L’opera del mese: “Accampamento degli Zuavi sugli spalti di Brescia nel giugno del 1859″

0

Domenica 8 giugno alle 15.30, ritorna “L’opera del mese 12 capolavori per 12 mesi”, con l’esposizione nella White Room del Museo di Santa Giulia di un importante dipinto del Museo del Risorgimento in Castello: “Accampamento degli Zuavi sugli spalti di Brescia nel giugno del 1859" di Angelo Inganni. Introduce l’opera Maurizio Mondini, collaboratore ed esperto del settore Musei Civici di Arte e Storia del Comune di Brescia. Ingresso gratuito fino a esaurimento posti.

Il corpo degli Zuavi, costituito nel 1830 poco dopo la conquista di Algeri da parte dell’esercito francese, militava nell’esercito franco-piemontese. In origine era composto da un solo reggimento di mercenari provenienti in gran parte dalla tribù berbera degli zouaoua. Pochi giorni prima della grande battaglia di Solferino (24 giugno 1859), l’esercito franco-piemontese si concentrò a Brescia (dal 18 al 21 giugno) quale provvisorio quartiere generale di Vittorio Emanuele II (ospitato a palazzo Valotti, in corso Magenta) e di Napoleone III (accolto a palazzo Fenaroli, in via Marsala). Sugli spalti delle mura cittadine si accamparono le truppe della Guardia imperiale insieme ad un reggimento di Zuavi. La presenza degli eserciti alleati a Brescia è variamente testimoniata oltre che dalle cronache giornalistiche e dalla memorialistica, dalle illustrazioni pubblicate sulle riviste francesi e da alcuni disegni e dipinti di Angelo Inganni che, in una sorta di reportage per immagini di notevole immediatezza, descrive gli accampamenti degli Zuavi, in quei giorni pure visitati da una “moltitudine” di cittadini curiosi. Tali appunti presi “dal vero” ci permettono di gustare l’obiettività descrittiva di Inganni riservata all’ambientazione (lo scomparso viale del “pubblico passeggio” tra le porte di San Giovanni e di San Nazaro con il casinetto neoclassico e la fontana, poi trasferita in piazza del Duomo) e agli Zuavi che, nelle loro esotiche uniformi coloniali, sembrano mantenere la proverbiale fierezza nonostante gli atteggiamenti rilassati e le incombenze quasi domestiche. Al centro della composizione si pongono, quali testimoni diretti, lo stesso Inganni e la moglie Amanzia, ben riconoscibili dal cilindro e dal parasole, mentre a destra compare una vivandiera nella sua tipica uniforme d’ordinanza. Più in generale, il dipinto rivela una notevole originalità di concezione dovuta in particolare alla contaminazione di generi pittorici diversi: alla tendenza narrativa del “costume moderno” e alla precisione prospettica della veduta si accompagnano l’apertura panoramica e la luminosità proprie di un paesaggio. Grazie alle grandi dimensioni e alla definizione quasi ritrattistica dei volti la composizione assume quindi una “dignità” figurativa simile a quella tradizionalmente riservata alla pittura di Storia. 
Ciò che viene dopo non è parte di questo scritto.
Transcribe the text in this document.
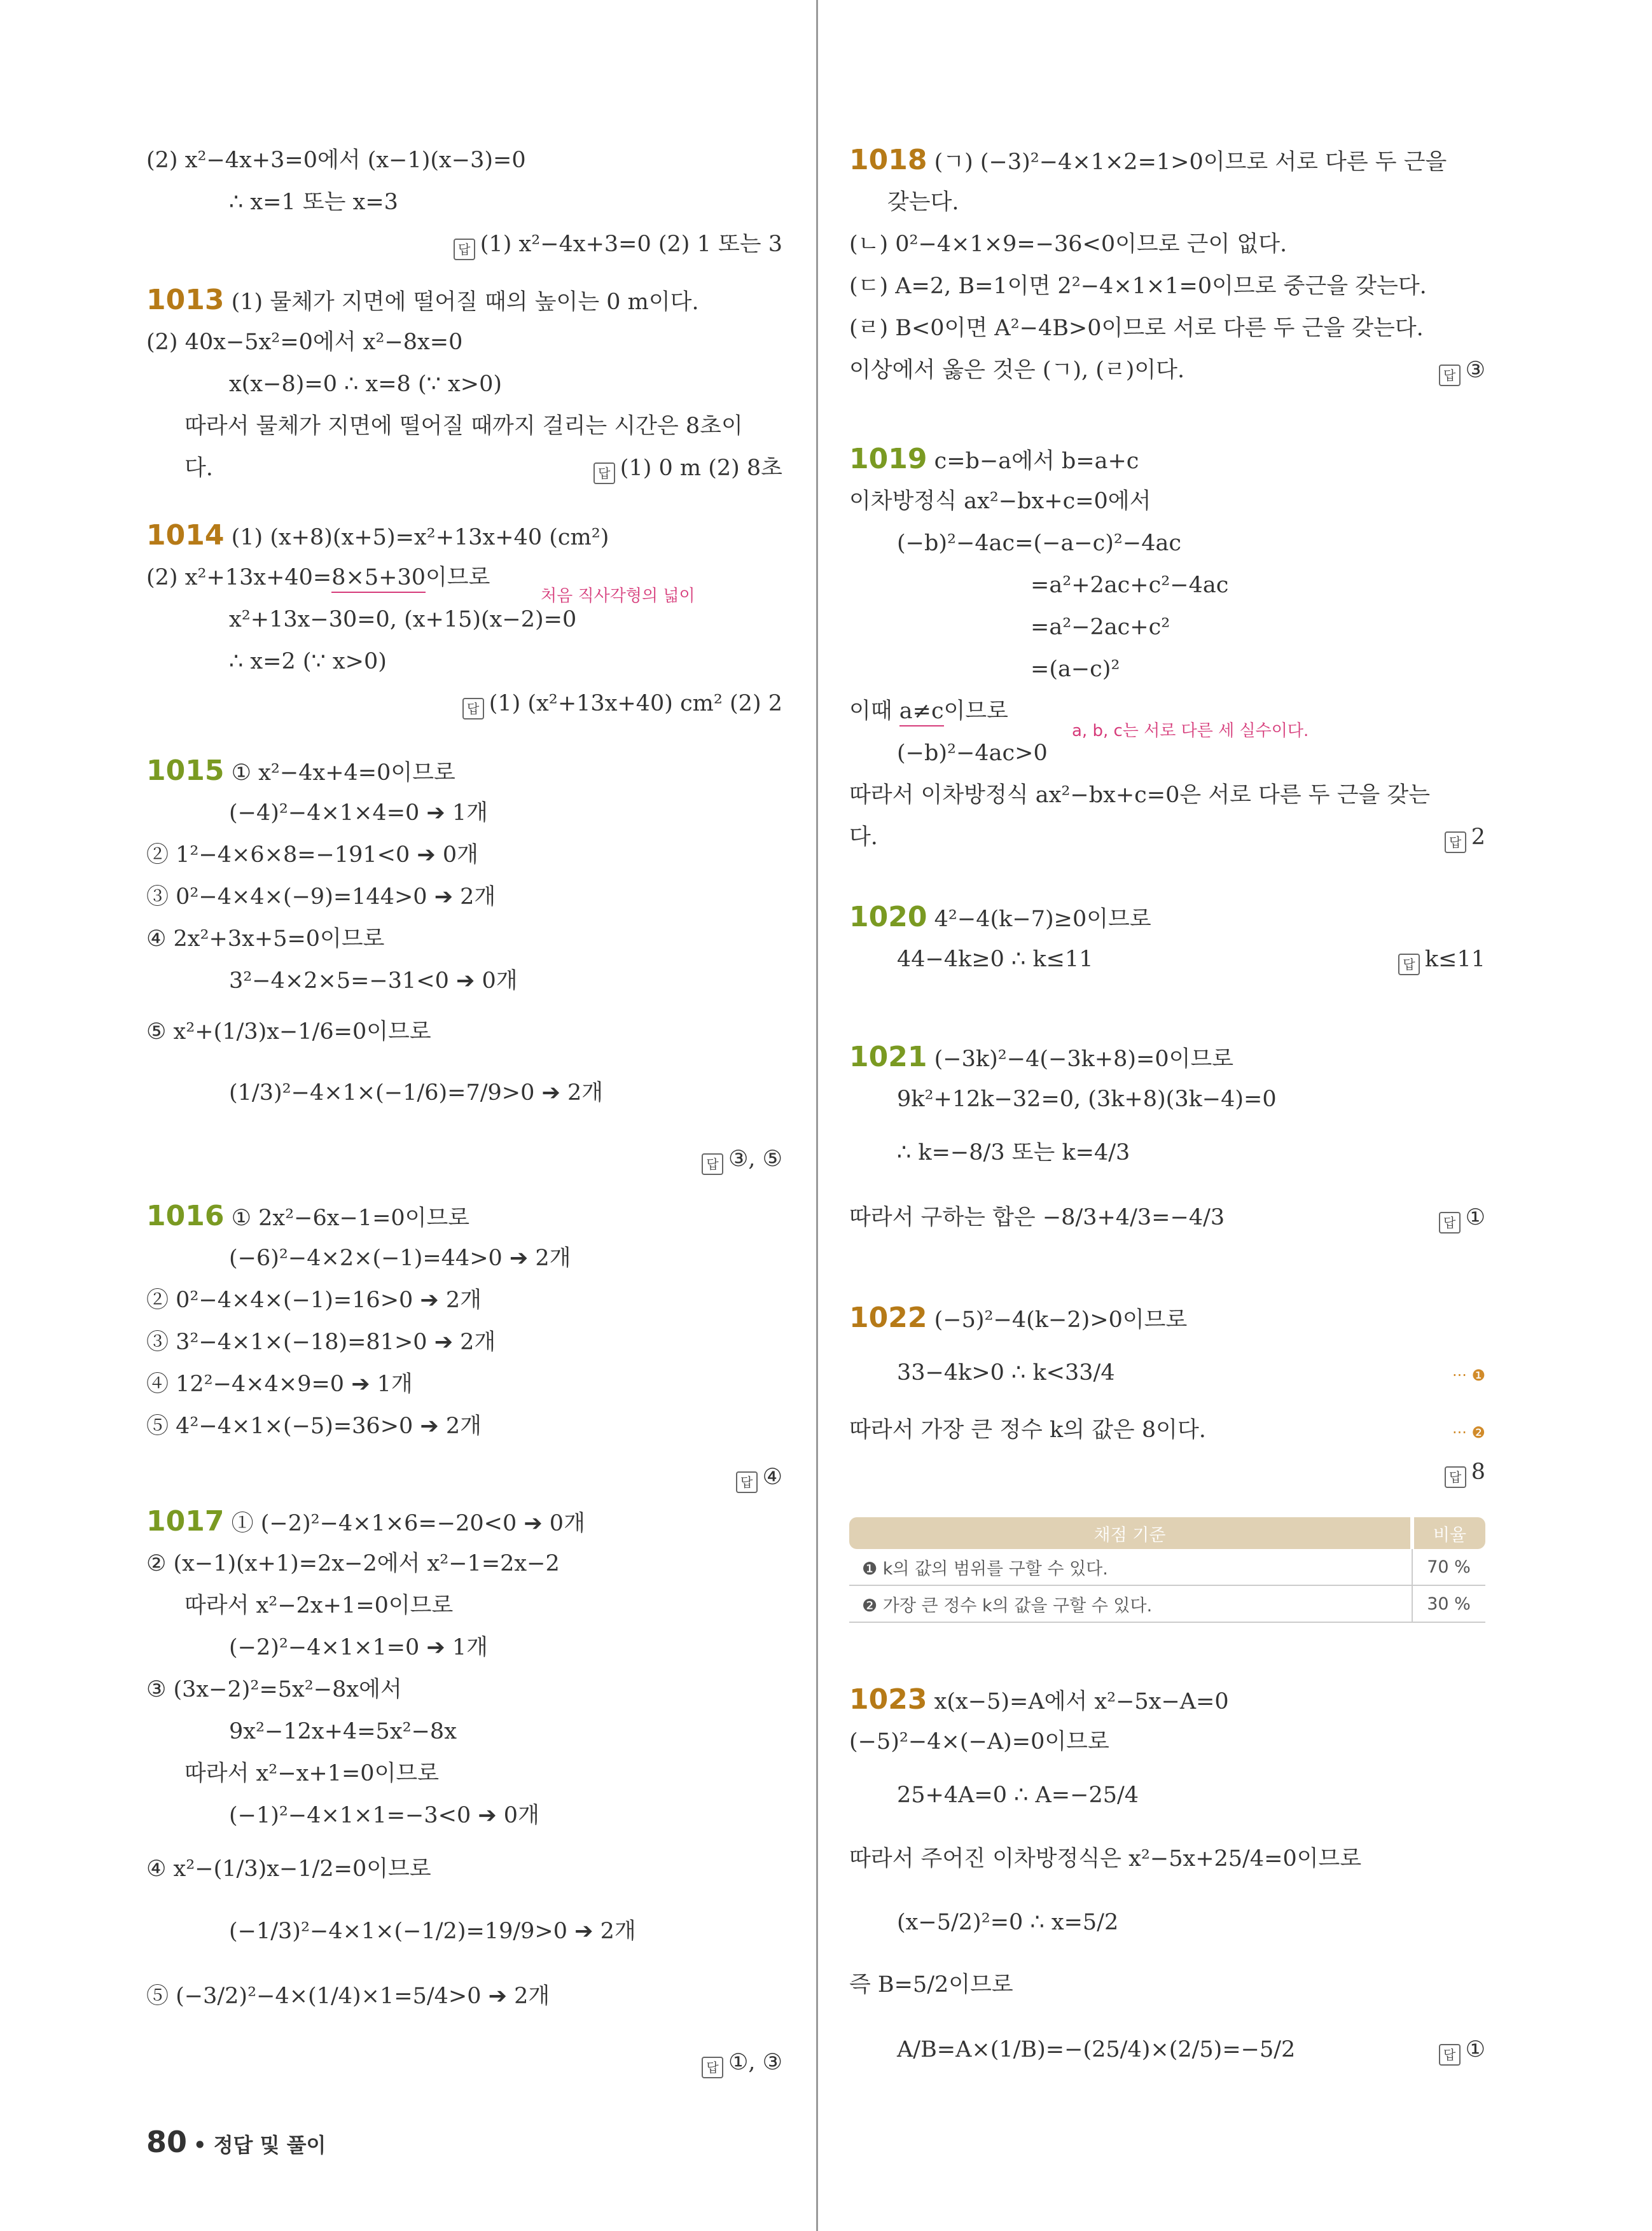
(2) x²−4x+3=0에서 (x−1)(x−3)=0
∴ x=1 또는 x=3
답 (1) x²−4x+3=0 (2) 1 또는 3
1013 (1) 물체가 지면에 떨어질 때의 높이는 0 m이다.
(2) 40x−5x²=0에서 x²−8x=0
x(x−8)=0 ∴ x=8 (∵ x>0)
따라서 물체가 지면에 떨어질 때까지 걸리는 시간은 8초이
다.	답 (1) 0 m (2) 8초
1014 (1) (x+8)(x+5)=x²+13x+40 (cm²)
(2) x²+13x+40=8×5+30이므로
처음 직사각형의 넓이
x²+13x−30=0, (x+15)(x−2)=0
∴ x=2 (∵ x>0)
답 (1) (x²+13x+40) cm² (2) 2
1015 ① x²−4x+4=0이므로
(−4)²−4×1×4=0 ➔ 1개
② 1²−4×6×8=−191<0 ➔ 0개
③ 0²−4×4×(−9)=144>0 ➔ 2개
④ 2x²+3x+5=0이므로
3²−4×2×5=−31<0 ➔ 0개
⑤ x²+(1/3)x−1/6=0이므로
(1/3)²−4×1×(−1/6)=7/9>0 ➔ 2개
답 ③, ⑤
1016 ① 2x²−6x−1=0이므로
(−6)²−4×2×(−1)=44>0 ➔ 2개
② 0²−4×4×(−1)=16>0 ➔ 2개
③ 3²−4×1×(−18)=81>0 ➔ 2개
④ 12²−4×4×9=0 ➔ 1개
⑤ 4²−4×1×(−5)=36>0 ➔ 2개
답 ④
1017 ① (−2)²−4×1×6=−20<0 ➔ 0개
② (x−1)(x+1)=2x−2에서 x²−1=2x−2
따라서 x²−2x+1=0이므로
(−2)²−4×1×1=0 ➔ 1개
③ (3x−2)²=5x²−8x에서
9x²−12x+4=5x²−8x
따라서 x²−x+1=0이므로
(−1)²−4×1×1=−3<0 ➔ 0개
④ x²−(1/3)x−1/2=0이므로
(−1/3)²−4×1×(−1/2)=19/9>0 ➔ 2개
⑤ (−3/2)²−4×(1/4)×1=5/4>0 ➔ 2개
답 ①, ③
1018 (ㄱ) (−3)²−4×1×2=1>0이므로 서로 다른 두 근을
갖는다.
(ㄴ) 0²−4×1×9=−36<0이므로 근이 없다.
(ㄷ) A=2, B=1이면 2²−4×1×1=0이므로 중근을 갖는다.
(ㄹ) B<0이면 A²−4B>0이므로 서로 다른 두 근을 갖는다.
이상에서 옳은 것은 (ㄱ), (ㄹ)이다.	답 ③
1019 c=b−a에서 b=a+c
이차방정식 ax²−bx+c=0에서
(−b)²−4ac=(−a−c)²−4ac
=a²+2ac+c²−4ac
=a²−2ac+c²
=(a−c)²
이때 a≠c이므로
a, b, c는 서로 다른 세 실수이다.
(−b)²−4ac>0
따라서 이차방정식 ax²−bx+c=0은 서로 다른 두 근을 갖는
다.	답 2
1020 4²−4(k−7)≥0이므로
44−4k≥0 ∴ k≤11	답 k≤11
1021 (−3k)²−4(−3k+8)=0이므로
9k²+12k−32=0, (3k+8)(3k−4)=0
∴ k=−8/3 또는 k=4/3
따라서 구하는 합은 −8/3+4/3=−4/3	답 ①
1022 (−5)²−4(k−2)>0이므로
33−4k>0 ∴ k<33/4	··· ❶
따라서 가장 큰 정수 k의 값은 8이다.	··· ❷
답 8
채점 기준	비율
❶ k의 값의 범위를 구할 수 있다.	70 %
❷ 가장 큰 정수 k의 값을 구할 수 있다.	30 %
1023 x(x−5)=A에서 x²−5x−A=0
(−5)²−4×(−A)=0이므로
25+4A=0 ∴ A=−25/4
따라서 주어진 이차방정식은 x²−5x+25/4=0이므로
(x−5/2)²=0 ∴ x=5/2
즉 B=5/2이므로
A/B=A×(1/B)=−(25/4)×(2/5)=−5/2	답 ①
80 • 정답 및 풀이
“L’opera del mese: 12 capolavori per 12 mesi” è un progetto per la valorizzazione del patrimonio museale bresciano ideato dall’ Assessorato alla Cultura, ai Musei e al Turismo del Comune di Brescia, realizzato in collaborazione con la Fondazione Brescia Musei e l’Accademia di Belle Arti di Brescia Santa Giulia.
Oltre alla conferenza di presentazione, tenuta dallo studioso Maurizio Mondini, all’opera del mese saranno dedicati approfondimenti sui canali web e sui social network del Comune e di Fondazione Brescia Musei, oltre a un filmato su Youtube.
L’opera del Mese sarà inoltre identificata nel percorso museale attraverso un totem fornito di scheda di approfondimento cartacea e apposito QRcode di riferimento, leggibile con il proprio smartphone.
Al termine della presentazione sarà possibile entrare gratuitamente al museo del Risorgimento per vedere l’opera e cogliere tutti i dettagli messi in evidenza dal relatore. La visita sarà consentita per tutto il mese di giugno esibendo la tessera con il timbro dell’avvenuta partecipazione all’incontro.
Al termine della conferenza saranno timbrate le tessere fedeltà dei presenti. Si ricorda che al raggiungimento di almeno 8 presenze si avrà diritto ad un omaggio.